Patients should be encouraged to join support groups, Coscarelli said. “I think many people do not think they want to participate in a support group because they think it will be more difficult to be around others with cancer. But sometimes they find it’s helpful to be with others who are going through the same processes and they can talk about things they wouldn’t otherwise be able to.”
To learn whether a diagnosis upped the risk of suicide and death from heart attack or stroke, Fang and her colleagues pored through data on 6,073,240 Swedes who were aged 30 or older. They identified 534,154 patients who were given a diagnosis of cancer, including 95,787 with prostate cancer, 74,977 with breast cancer and 62,619 with colorectal cancer.

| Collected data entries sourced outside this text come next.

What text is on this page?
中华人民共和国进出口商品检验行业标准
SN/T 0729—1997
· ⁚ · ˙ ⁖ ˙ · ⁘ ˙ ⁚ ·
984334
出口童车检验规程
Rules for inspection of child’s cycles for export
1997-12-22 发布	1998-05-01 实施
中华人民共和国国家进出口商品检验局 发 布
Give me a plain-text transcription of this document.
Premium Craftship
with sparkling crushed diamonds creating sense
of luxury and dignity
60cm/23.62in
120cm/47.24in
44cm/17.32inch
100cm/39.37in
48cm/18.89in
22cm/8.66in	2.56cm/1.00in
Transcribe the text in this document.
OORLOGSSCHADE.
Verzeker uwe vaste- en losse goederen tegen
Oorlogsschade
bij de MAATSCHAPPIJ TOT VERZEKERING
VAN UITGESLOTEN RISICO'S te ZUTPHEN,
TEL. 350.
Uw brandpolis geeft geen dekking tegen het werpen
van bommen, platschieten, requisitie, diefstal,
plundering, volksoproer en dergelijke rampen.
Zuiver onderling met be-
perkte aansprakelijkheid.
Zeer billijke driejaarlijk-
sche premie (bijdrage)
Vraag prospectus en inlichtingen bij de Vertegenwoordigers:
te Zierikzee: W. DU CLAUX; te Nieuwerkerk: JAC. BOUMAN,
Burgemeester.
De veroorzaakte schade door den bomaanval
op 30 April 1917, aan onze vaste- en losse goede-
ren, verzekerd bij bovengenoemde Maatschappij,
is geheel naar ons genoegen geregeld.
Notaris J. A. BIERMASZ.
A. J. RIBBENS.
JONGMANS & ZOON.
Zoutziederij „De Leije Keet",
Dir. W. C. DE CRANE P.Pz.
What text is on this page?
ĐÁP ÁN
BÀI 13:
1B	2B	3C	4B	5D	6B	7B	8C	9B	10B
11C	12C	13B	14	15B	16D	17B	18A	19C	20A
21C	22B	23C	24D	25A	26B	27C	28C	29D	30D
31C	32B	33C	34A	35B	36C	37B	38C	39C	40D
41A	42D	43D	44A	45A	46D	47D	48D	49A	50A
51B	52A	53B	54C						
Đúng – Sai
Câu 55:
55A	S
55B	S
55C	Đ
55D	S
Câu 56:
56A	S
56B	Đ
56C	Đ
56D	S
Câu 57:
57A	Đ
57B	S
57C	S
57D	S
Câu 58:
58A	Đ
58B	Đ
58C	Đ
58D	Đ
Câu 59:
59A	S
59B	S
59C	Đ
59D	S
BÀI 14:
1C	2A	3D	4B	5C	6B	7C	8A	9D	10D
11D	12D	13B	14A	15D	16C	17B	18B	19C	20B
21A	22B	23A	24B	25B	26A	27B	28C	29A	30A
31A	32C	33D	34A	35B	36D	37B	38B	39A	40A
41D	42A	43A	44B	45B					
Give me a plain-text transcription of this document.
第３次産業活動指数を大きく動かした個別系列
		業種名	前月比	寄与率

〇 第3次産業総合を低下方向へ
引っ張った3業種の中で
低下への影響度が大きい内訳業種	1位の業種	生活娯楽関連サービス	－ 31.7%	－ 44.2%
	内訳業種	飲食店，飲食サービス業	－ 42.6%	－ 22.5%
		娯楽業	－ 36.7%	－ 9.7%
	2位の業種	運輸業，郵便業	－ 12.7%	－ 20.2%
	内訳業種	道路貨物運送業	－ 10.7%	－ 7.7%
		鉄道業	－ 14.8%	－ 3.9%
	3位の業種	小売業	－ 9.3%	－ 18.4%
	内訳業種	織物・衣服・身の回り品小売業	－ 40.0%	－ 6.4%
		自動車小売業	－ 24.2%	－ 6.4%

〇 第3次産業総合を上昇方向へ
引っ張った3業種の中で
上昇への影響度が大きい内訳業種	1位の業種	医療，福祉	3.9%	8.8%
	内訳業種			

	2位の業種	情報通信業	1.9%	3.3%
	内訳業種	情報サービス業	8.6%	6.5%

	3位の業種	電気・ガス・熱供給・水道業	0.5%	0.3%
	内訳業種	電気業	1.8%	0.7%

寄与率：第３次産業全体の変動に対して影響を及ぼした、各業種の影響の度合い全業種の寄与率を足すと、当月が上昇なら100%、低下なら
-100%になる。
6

The researchers found a striking increase in the risk of suicide after comparing the recently diagnosed to those who had no cancer diagnosis. And that was even after accounting for factors such as gender, relationship status (cohabiting or not), socioeconomic status and educational level.
Overall, there were 786 suicides among the patients diagnosed with cancer, including 29 people who killed themselves in the first week after learning they had the disease.
There were 48,991 deaths due to heart attack or stroke among patients who received a cancer diagnosis. The highest risk was in the first week after diagnosis.
Ultimately, the new study should be a heads up to everyone around a person getting a cancer diagnosis, Mittleman said.
"Friends and family members need to realize how devastating it is to receive this kind of news and that they need to be there for the person,” Mittleman said. “And the message to the medical team is to be thoughtful about how the news is delivered and to make sure that there is some sort of social support in place.”